Oral Presentation 26th Annual Lorne Proteomics Symposium 2021

Identification of novel proteins encoded by the human genome (#5)

Hitesh Kore 1 2 , Keshava Datta 1 , Shivashankar H Nagaraj 2 , Harsha Gowda 1 2 3
  1. Cancer Precision Medicine Group, QIMR Berghofer Medical Research Institute, Brisbane, QLD, Australia
  2. Faculty of Health, Queensland University of Technology, Brisbane, QLD, Australia
  3. Faculty of Medicine, The University of Queensland, Brisbane, QLD, Australia

The estimate of protein-coding genes is largely unchanged in two decades since the completion of the human genome project. According to current estimates, there are ~20,500 protein-coding genes. This catalog serves as the basis for most biomedical research. Therefore, any missing gene in this catalog is less likely to draw the attention of most researchers. Recently, various ribosome profiling and mass-spectrometry studies have reported several novel proteins encoded by lncRNAs and UTR regions of protein-coding genes.

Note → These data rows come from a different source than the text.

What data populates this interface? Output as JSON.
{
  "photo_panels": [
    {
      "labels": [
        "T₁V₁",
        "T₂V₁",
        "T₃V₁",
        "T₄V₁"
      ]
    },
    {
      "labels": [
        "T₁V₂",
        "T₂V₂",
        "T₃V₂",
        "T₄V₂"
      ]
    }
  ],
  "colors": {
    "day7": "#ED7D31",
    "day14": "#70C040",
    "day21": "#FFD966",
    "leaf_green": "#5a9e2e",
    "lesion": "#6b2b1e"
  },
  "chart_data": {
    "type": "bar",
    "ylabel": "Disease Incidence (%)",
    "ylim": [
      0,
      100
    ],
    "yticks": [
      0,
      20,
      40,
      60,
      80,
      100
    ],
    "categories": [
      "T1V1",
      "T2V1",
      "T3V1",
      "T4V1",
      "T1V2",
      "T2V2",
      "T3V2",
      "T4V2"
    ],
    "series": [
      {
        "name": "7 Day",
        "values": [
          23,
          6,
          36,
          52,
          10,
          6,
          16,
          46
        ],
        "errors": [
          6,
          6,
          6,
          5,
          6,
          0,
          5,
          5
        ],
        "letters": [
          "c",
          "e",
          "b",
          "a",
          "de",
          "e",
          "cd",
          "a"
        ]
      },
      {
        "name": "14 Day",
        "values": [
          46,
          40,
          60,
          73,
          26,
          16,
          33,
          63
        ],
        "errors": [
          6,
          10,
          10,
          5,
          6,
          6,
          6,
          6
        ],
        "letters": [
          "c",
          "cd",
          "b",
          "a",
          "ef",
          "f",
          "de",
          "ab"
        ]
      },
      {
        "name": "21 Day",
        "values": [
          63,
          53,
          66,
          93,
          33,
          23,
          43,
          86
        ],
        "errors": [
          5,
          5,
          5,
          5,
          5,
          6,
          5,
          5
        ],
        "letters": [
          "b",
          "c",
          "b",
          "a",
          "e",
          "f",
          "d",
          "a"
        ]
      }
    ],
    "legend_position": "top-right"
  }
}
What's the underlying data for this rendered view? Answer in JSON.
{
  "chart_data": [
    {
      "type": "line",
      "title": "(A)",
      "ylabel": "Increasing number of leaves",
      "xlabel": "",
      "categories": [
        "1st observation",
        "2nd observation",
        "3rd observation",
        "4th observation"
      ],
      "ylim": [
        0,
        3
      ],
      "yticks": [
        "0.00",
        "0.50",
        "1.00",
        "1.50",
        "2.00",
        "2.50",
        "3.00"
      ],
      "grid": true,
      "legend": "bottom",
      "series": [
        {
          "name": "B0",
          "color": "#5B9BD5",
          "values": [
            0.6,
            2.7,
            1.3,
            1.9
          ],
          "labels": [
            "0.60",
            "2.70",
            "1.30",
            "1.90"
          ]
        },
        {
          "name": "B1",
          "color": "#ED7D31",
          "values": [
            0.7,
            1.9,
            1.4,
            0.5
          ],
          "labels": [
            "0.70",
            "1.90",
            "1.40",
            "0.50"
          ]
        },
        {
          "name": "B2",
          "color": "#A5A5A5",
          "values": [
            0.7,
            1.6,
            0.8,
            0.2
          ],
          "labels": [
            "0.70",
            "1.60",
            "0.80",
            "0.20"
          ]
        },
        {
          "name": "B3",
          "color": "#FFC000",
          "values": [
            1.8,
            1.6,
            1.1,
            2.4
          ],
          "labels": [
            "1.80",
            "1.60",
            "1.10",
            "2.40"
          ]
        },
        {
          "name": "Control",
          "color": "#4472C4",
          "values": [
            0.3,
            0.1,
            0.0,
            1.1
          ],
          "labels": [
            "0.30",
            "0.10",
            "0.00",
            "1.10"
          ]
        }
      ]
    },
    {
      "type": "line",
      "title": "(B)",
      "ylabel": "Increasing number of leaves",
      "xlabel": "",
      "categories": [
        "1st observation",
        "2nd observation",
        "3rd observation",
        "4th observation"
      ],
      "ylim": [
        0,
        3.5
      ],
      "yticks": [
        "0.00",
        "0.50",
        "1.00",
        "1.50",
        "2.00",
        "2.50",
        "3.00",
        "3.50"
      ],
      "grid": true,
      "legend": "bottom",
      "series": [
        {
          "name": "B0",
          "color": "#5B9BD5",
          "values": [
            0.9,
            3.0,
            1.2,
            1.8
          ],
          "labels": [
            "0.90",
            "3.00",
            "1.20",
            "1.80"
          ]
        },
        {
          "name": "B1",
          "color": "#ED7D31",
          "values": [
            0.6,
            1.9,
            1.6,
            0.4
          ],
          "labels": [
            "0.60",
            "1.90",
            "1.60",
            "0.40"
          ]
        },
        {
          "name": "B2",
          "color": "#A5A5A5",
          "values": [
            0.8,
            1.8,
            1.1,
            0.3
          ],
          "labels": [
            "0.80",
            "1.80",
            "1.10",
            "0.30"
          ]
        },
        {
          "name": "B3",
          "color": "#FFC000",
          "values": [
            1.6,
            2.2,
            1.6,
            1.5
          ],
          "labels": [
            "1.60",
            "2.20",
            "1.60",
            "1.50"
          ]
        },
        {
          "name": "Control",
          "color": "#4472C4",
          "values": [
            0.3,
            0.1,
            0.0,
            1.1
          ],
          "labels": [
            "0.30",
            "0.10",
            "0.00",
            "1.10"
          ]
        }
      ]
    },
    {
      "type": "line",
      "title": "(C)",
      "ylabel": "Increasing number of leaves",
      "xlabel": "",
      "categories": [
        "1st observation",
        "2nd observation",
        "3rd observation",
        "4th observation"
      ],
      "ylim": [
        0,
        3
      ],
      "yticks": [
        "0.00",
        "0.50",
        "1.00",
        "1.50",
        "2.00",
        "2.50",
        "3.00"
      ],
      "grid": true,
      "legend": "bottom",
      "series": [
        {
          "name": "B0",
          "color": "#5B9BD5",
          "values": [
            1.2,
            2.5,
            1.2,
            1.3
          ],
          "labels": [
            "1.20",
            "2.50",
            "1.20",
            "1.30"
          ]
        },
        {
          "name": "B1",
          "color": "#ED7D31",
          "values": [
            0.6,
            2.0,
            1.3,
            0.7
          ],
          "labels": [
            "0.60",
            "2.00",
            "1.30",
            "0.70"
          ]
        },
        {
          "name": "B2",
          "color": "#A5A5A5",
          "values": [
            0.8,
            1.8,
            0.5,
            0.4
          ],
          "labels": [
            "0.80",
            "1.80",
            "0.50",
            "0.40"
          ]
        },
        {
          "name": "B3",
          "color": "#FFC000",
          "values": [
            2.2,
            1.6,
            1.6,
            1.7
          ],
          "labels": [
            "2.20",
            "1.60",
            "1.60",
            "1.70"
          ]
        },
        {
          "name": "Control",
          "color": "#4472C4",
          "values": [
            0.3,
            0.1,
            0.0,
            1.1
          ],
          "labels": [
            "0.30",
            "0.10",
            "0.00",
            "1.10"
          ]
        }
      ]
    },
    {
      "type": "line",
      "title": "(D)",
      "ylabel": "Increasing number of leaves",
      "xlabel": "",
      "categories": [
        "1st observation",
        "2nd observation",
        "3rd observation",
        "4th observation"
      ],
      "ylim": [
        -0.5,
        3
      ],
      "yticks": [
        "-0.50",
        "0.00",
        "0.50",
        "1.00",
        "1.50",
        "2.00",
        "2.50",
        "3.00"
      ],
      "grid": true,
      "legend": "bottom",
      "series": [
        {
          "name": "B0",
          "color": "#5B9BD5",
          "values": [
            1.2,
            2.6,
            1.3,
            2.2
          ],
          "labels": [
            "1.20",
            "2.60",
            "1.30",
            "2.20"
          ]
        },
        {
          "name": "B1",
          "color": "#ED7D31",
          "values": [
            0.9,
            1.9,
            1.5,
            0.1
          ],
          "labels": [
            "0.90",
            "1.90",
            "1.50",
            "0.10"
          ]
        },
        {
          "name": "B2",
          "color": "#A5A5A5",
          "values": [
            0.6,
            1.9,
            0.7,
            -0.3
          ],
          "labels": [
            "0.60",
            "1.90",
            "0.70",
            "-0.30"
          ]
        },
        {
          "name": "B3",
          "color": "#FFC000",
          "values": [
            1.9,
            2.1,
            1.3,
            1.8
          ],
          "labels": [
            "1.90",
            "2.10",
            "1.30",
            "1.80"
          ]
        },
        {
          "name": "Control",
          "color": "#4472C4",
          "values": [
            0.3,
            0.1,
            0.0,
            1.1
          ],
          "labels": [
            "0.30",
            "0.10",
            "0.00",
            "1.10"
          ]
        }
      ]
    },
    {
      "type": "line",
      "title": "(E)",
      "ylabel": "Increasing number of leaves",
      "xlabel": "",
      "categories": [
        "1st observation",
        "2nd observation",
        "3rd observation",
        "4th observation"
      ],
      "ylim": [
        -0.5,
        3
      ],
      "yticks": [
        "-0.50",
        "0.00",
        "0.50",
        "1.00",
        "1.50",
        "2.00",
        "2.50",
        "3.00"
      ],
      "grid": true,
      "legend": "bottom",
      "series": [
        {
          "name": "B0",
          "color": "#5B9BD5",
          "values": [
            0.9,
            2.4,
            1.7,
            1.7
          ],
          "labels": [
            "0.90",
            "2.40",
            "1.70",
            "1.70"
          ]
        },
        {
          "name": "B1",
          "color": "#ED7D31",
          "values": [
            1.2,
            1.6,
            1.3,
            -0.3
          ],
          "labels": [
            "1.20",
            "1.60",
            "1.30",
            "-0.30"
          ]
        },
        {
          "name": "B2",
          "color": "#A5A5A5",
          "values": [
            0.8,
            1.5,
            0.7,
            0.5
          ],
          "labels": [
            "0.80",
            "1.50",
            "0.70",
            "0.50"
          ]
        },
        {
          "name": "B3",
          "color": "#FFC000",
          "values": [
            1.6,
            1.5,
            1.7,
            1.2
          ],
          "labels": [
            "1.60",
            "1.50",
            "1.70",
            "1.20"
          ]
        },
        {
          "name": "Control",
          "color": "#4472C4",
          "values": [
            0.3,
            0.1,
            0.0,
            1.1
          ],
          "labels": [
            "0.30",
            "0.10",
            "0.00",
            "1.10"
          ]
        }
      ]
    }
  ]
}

Some of these novel proteins have been shown to play an important role in various biological processes including development, muscle performance, and DNA repair. This suggests that genome annotation pipelines may have potentially missed some of the protein-coding regions and might have annotated them as non-coding. Most of these transcripts lack obvious open reading frames (ORFs>300nt) and display poor evolutionary conservation across vertebrate lineage. We developed a workflow to identify potential novel proteins encoded by lncRNAs and UTR regions of protein-coding genes and generated ORFome database by computationally translating unique lncRNAs from GENCODE, NONCODE and LNCipedia and UTRs of known protein-coding genes. ORFs that do not qualify the cross-species conservation and NMD (Nonsense Mediated Decay) criteria were filtered. Our ORFome database contains 44,844 candidates ORFs. This database was searched against the proteomic data available for 30 human tissues. We identified hundreds of lncRNA and UTR ORFs with protein evidence. Moreover, a subset of them showed tissue-specific expression pattern. Novel proteins encoded by lncRNAs and UTRs of protein-coding genes should enable researchers to elucidate their roles in various diseases.